Modify clause 6.10.4 #1 to read:

The preprocessing string literal of a #line directive, if present, shall be a preprocessing character string literal.

Modify clause 6.10.4 #4 to read:

A preprocessing directive of the form

# line digit-sequence "pp-s-char-sequenceopt" new-line

sets the presumed line number similarly and changes the presumed name of the source file to be the contents of the preprocessing character string literal.

In clause 6.10.8 #1, modify the sentence of macro __DATE__ to read:

The date of translation of the preprocessing translation unit: a preprocessing character string literal of the form "Mmm dd yyyy", where the names of the months are the same as those generated by the asctime function, and the first character of dd is a space character if the value is less than 10.

In clause 6.10.8 #1, modify the sentence of macro __FILE__ to read:

The presumed name of the current source file (a preprocessing character string literal).

In clause 6.10.8 #1, modify the sentence of macro __TIME__ to read:

The time of translation of the preprocessing translation unit: a preprocessing character string literal of the form "hh:mm:ss" as in the time generated by the asctime function. If the time of translation is not available, an implementation-defined valid time shall be supplied.

Modify clause 6.10.8 #3 to read:

The values replacement lists of the predefined macros (except for __FILE__ and __LINE__) remain constant throughout the translation unit.

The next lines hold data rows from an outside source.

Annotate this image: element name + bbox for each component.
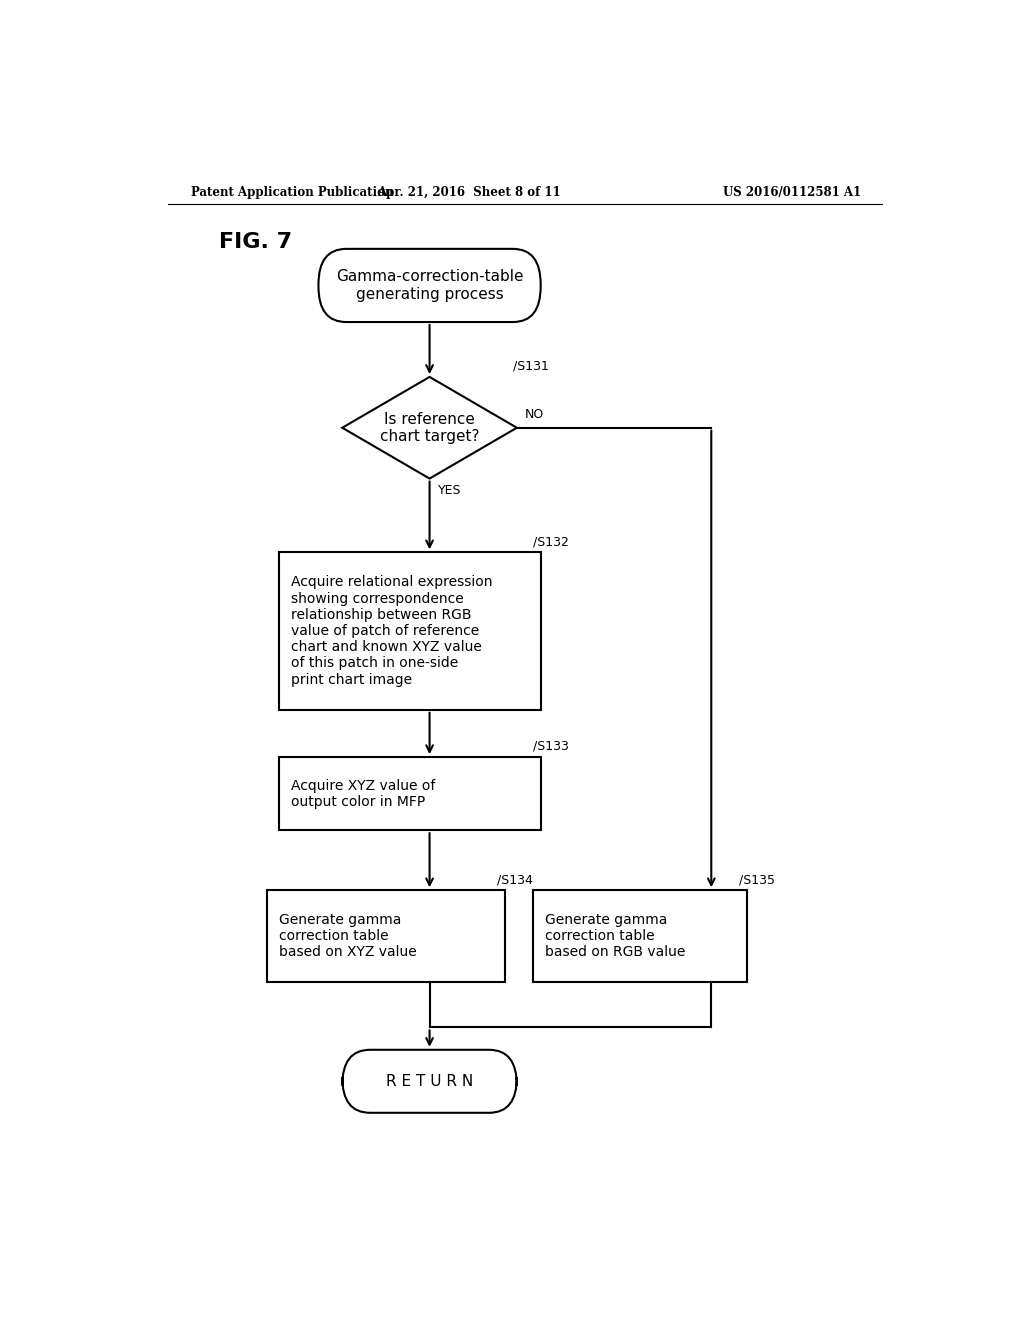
Text: NO: NO (524, 408, 544, 421)
FancyBboxPatch shape (318, 249, 541, 322)
Text: /S132: /S132 (532, 535, 568, 548)
Text: /S135: /S135 (739, 873, 775, 886)
Text: Acquire XYZ value of
output color in MFP: Acquire XYZ value of output color in MFP (291, 779, 435, 809)
Text: Generate gamma
correction table
based on RGB value: Generate gamma correction table based on… (545, 912, 685, 960)
Text: /S134: /S134 (497, 873, 532, 886)
Text: Patent Application Publication: Patent Application Publication (191, 186, 394, 199)
Text: /S131: /S131 (513, 360, 549, 372)
Bar (267, 890, 505, 982)
Text: Gamma-correction-table
generating process: Gamma-correction-table generating proces… (336, 269, 523, 302)
Text: FIG. 7: FIG. 7 (219, 232, 293, 252)
Text: /S133: /S133 (532, 741, 568, 752)
Text: Is reference
chart target?: Is reference chart target? (380, 412, 479, 444)
Text: Apr. 21, 2016  Sheet 8 of 11: Apr. 21, 2016 Sheet 8 of 11 (378, 186, 561, 199)
Text: R E T U R N: R E T U R N (386, 1073, 473, 1089)
FancyBboxPatch shape (342, 1049, 517, 1113)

Modify clause 6.10.9 #1 to read:

A unary operator expression of the form:

_Pragma ( pp-string-literal )

is processed as follows: The preprocessing string literal is destringized by deleting the L prefix, if present, deleting the leading and trailing double-quotes, replacing each escape sequence \" by a double-quote, and replacing each escape sequence \\ by a single backslash. The resulting sequence of characters is processed through translation phase 3 to produce preprocessing tokens that are executed as if they were the pp-tokens in a pragma directive. The original four preprocessing tokens in the unary operator expression are removed.

Conclusion

While the proposal assumes a lot of changes in the formal text of the Standard, the essential set of changes is just a few lines. Benefits are that programs that deal with the preprocessor facilities can be simpler and more portable, and the Standard can be more clear and neutral to a host platform.